The story reminds us that Jorg doesn’t have a desirable behaviour
Another thing I appreciate about Jorg is how the story doesn’t let him go away with his behavior. The narrative punishes him. Sacrifices a child? Gets a really bad burn on his face.
Other characters hold him accountable for the corpses he leaves behind, too. Gorgoth withdraws from his friendship after what happen with Gog. Even the bad guys remind him that he can be a really terrible person. In the first volume, he ends up destroying a fortress and the region around to take it.

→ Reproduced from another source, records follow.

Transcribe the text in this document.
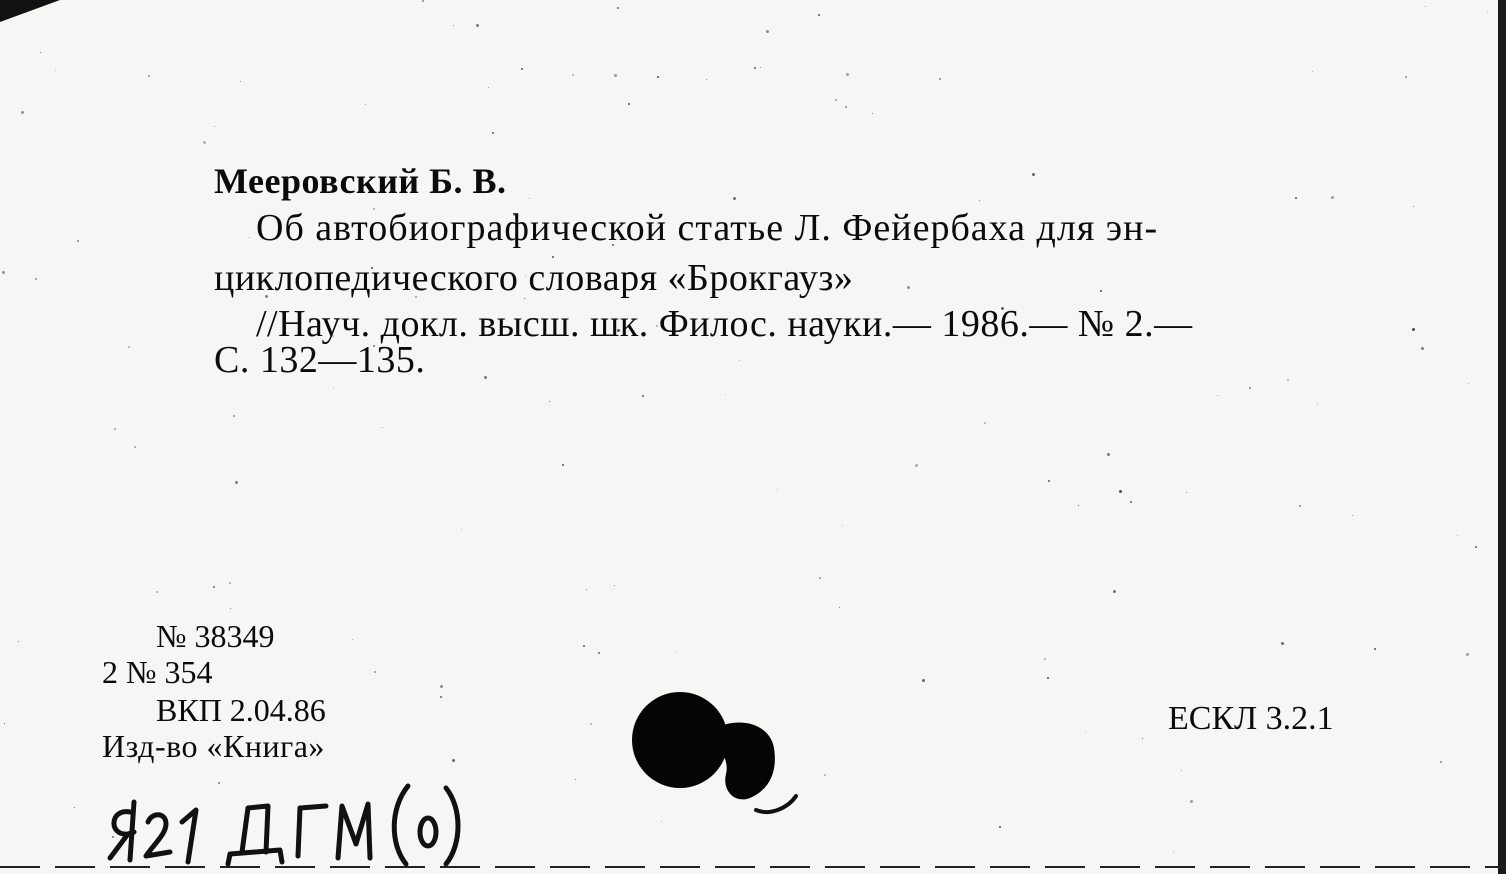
Мееровский Б. В.
Об автобиографической статье Л. Фейербаха для эн-
циклопедического словаря «Брокгауз»
//Науч. докл. высш. шк. Филос. науки.— 1986.— № 2.—
С. 132—135.
№ 38349
2 № 354
ВКП 2.04.86
Изд-во «Книга»
ЕСКЛ 3.2.1
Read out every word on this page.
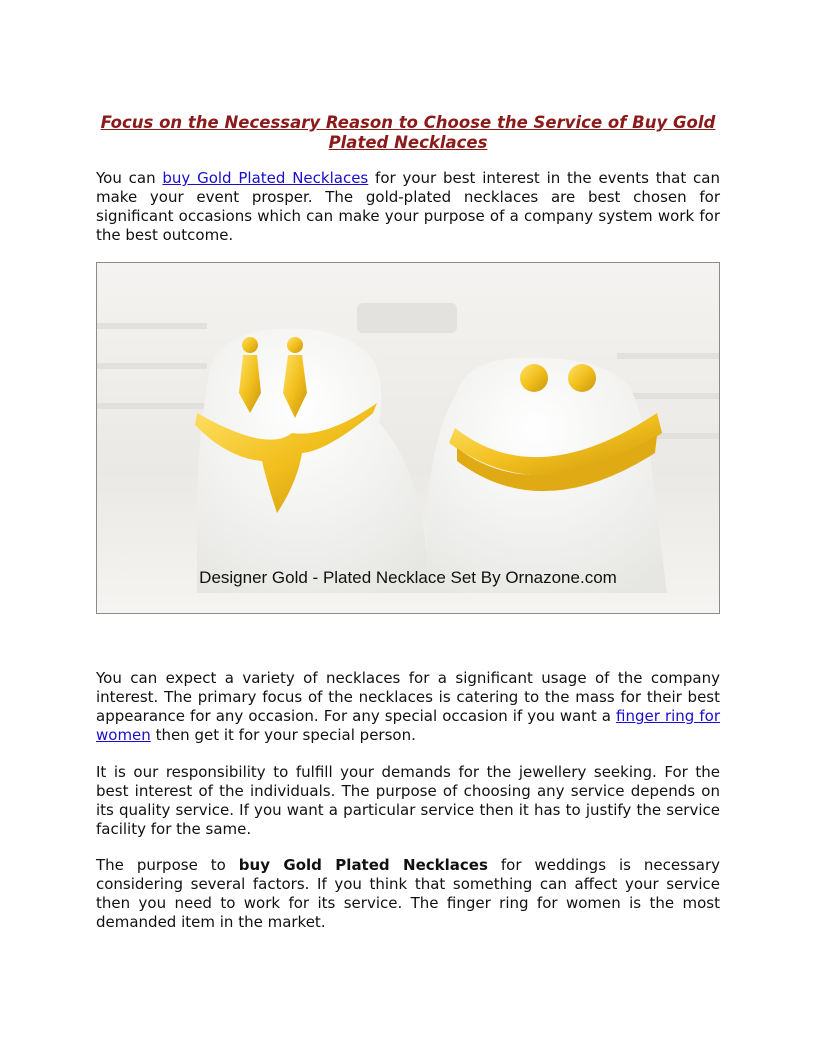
Focus on the Necessary Reason to Choose the Service of Buy Gold Plated Necklaces

You can buy Gold Plated Necklaces for your best interest in the events that can make your event prosper. The gold-plated necklaces are best chosen for significant occasions which can make your purpose of a company system work for the best outcome.

Designer Gold - Plated Necklace Set By Ornazone.com

You can expect a variety of necklaces for a significant usage of the company interest. The primary focus of the necklaces is catering to the mass for their best appearance for any occasion. For any special occasion if you want a finger ring for women then get it for your special person.

It is our responsibility to fulfill your demands for the jewellery seeking. For the best interest of the individuals. The purpose of choosing any service depends on its quality service. If you want a particular service then it has to justify the service facility for the same.

The purpose to buy Gold Plated Necklaces for weddings is necessary considering several factors. If you think that something can affect your service then you need to work for its service. The finger ring for women is the most demanded item in the market.
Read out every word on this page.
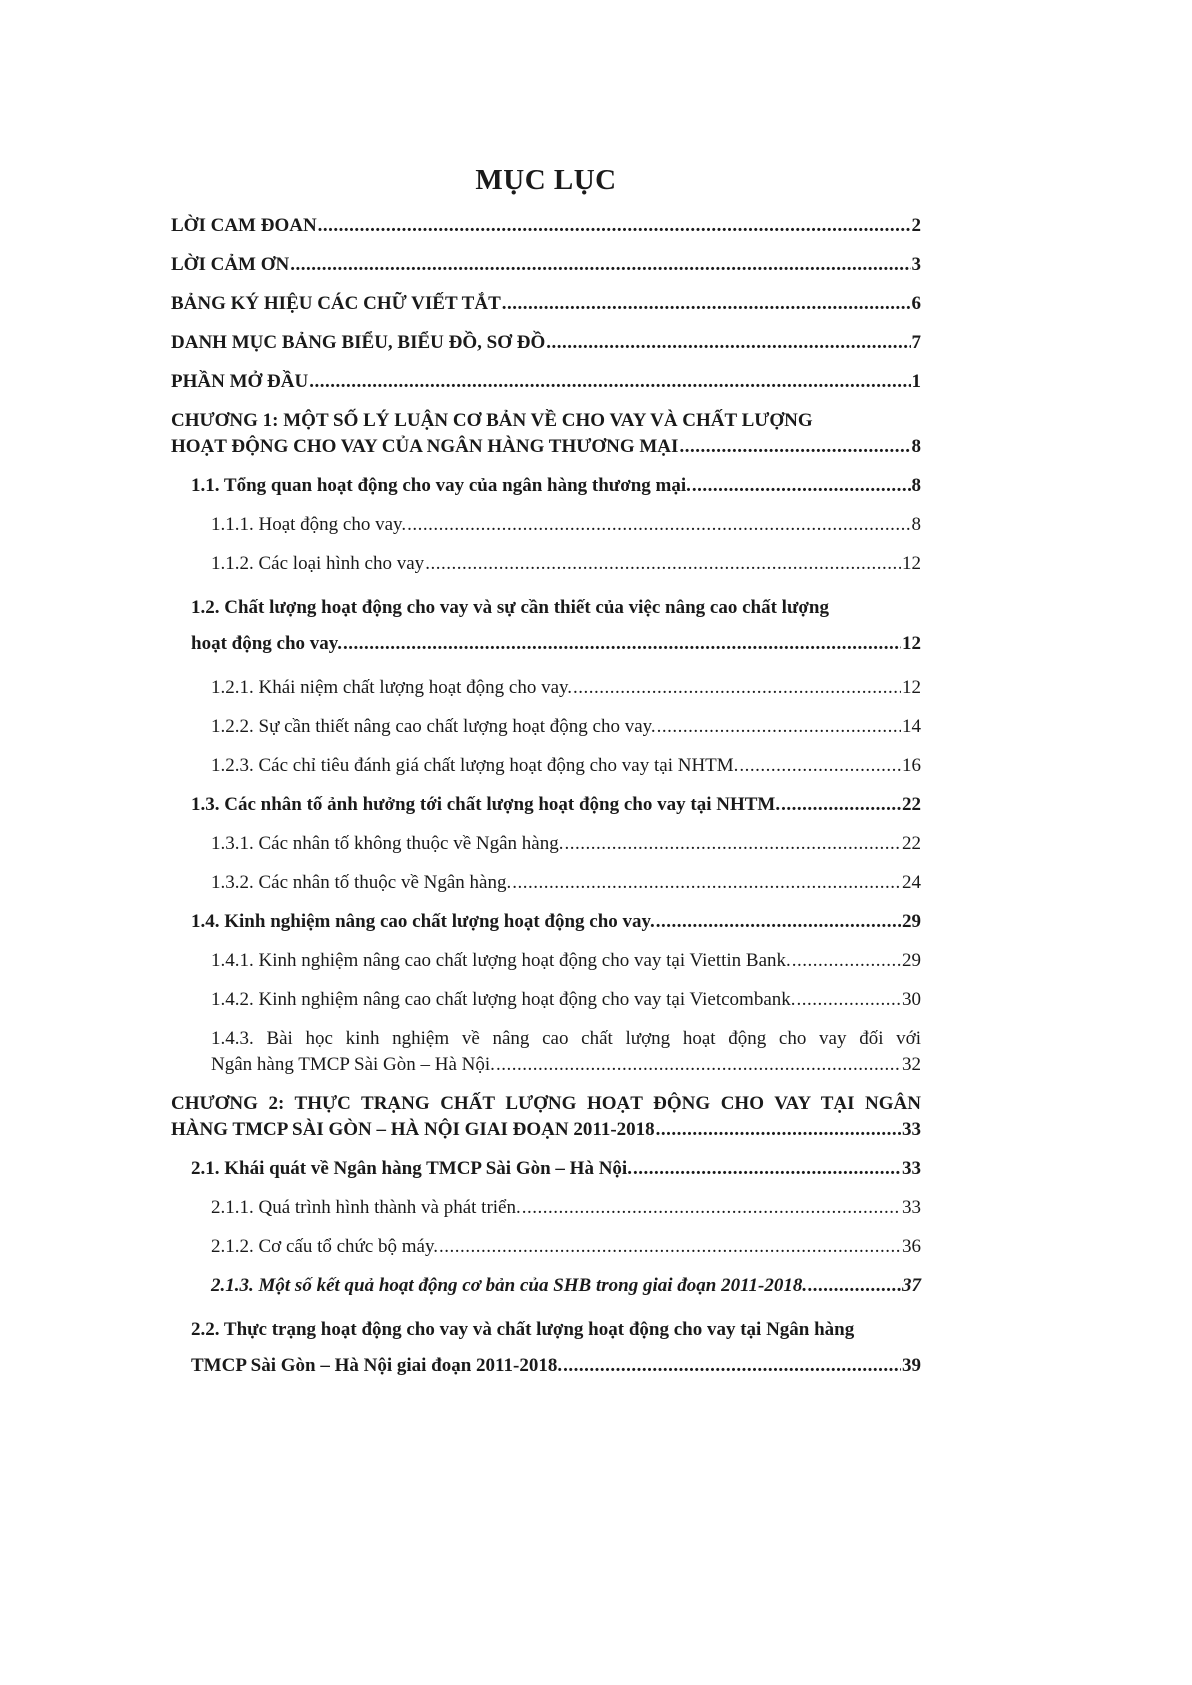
MỤC LỤC
LỜI CAM ĐOAN .....	2
LỜI CẢM ƠN .....	3
BẢNG KÝ HIỆU CÁC CHỮ VIẾT TẮT .....	6
DANH MỤC BẢNG BIỂU, BIỂU ĐỒ, SƠ ĐỒ .....	7
PHẦN MỞ ĐẦU .....	1
CHƯƠNG 1: MỘT SỐ LÝ LUẬN CƠ BẢN VỀ CHO VAY VÀ CHẤT LƯỢNG
HOẠT ĐỘNG CHO VAY CỦA NGÂN HÀNG THƯƠNG MẠI .....	8
1.1. Tổng quan hoạt động cho vay của ngân hàng thương mại. .....	8
1.1.1. Hoạt động cho vay. .....	8
1.1.2. Các loại hình cho vay .....	12
1.2. Chất lượng hoạt động cho vay và sự cần thiết của việc nâng cao chất lượng
hoạt động cho vay. .....	12
1.2.1. Khái niệm chất lượng hoạt động cho vay. .....	12
1.2.2. Sự cần thiết nâng cao chất lượng hoạt động cho vay. .....	14
1.2.3. Các chỉ tiêu đánh giá chất lượng hoạt động cho vay tại NHTM. .....	16
1.3. Các nhân tố ảnh hưởng tới chất lượng hoạt động cho vay tại NHTM. .....	22
1.3.1. Các nhân tố không thuộc về Ngân hàng. .....	22
1.3.2. Các nhân tố thuộc về Ngân hàng. .....	24
1.4. Kinh nghiệm nâng cao chất lượng hoạt động cho vay. .....	29
1.4.1. Kinh nghiệm nâng cao chất lượng hoạt động cho vay tại Viettin Bank. .....	29
1.4.2. Kinh nghiệm nâng cao chất lượng hoạt động cho vay tại Vietcombank. .....	30
1.4.3. Bài học kinh nghiệm về nâng cao chất lượng hoạt động cho vay đối với
Ngân hàng TMCP Sài Gòn – Hà Nội. .....	32
CHƯƠNG 2: THỰC TRẠNG CHẤT LƯỢNG HOẠT ĐỘNG CHO VAY TẠI NGÂN
HÀNG TMCP SÀI GÒN – HÀ NỘI GIAI ĐOẠN 2011-2018 .....	33
2.1. Khái quát về Ngân hàng TMCP Sài Gòn – Hà Nội. .....	33
2.1.1. Quá trình hình thành và phát triển. .....	33
2.1.2. Cơ cấu tổ chức bộ máy. .....	36
2.1.3. Một số kết quả hoạt động cơ bản của SHB trong giai đoạn 2011-2018. .....	37
2.2. Thực trạng hoạt động cho vay và chất lượng hoạt động cho vay tại Ngân hàng
TMCP Sài Gòn – Hà Nội giai đoạn 2011-2018. .....	39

By doing so he causes the death of hundreds, even thousands, of people, a fact that he sort of refuses to acknowledge. In the second volume, Chella confronts him about his actions.
Chella: “You are upset because I have shown you your ghosts? I am not the one who birthed them, Jorg. (…)”
Jorg: “I didn’t know…”
Chella: “You didn’t know a sun would burn them. You thought a poisonous cloud would devastate the earth, didn’t you? So if Ruth, her mother, and son, had choked with their own guts, bleeding from their eyes and from their anuses while screaming, it wouldn’t have bothered you?”
The story also shows us that Jorg would have been way more happy living another life. On several occasions, Jorg is shown as book-smart and actually enjoying reading. When in Northern Africa, he stays there several months after his ‘quest’ to study math with other scholars. This leads him to be more at peace with himself than he has ever been in the entire story.
So yes, there is little doubt that Jorg would be more happy if he hadn’t become the violent young man he is. If he had been a scholar with a family, Jorg would have been content and at peace. In the end, his abuse and tragic backstory didn’t make him badass, it made him miserable and robbed him of his happy ending.
So yes, Jorg is not a good person. But he is goddamn good character written by an author who knows how not to glorify terrible behavior.
I can only advise you to read the Broken Empire trilogy. It features one of my favorite protagonistss in a long time and it is well-written and catching. It also features some memorable secondary characters (I can’t believe I didn’t talk about Miana she is my daughter) and a fascinating world. If you read it, chances are you will be positively surprised.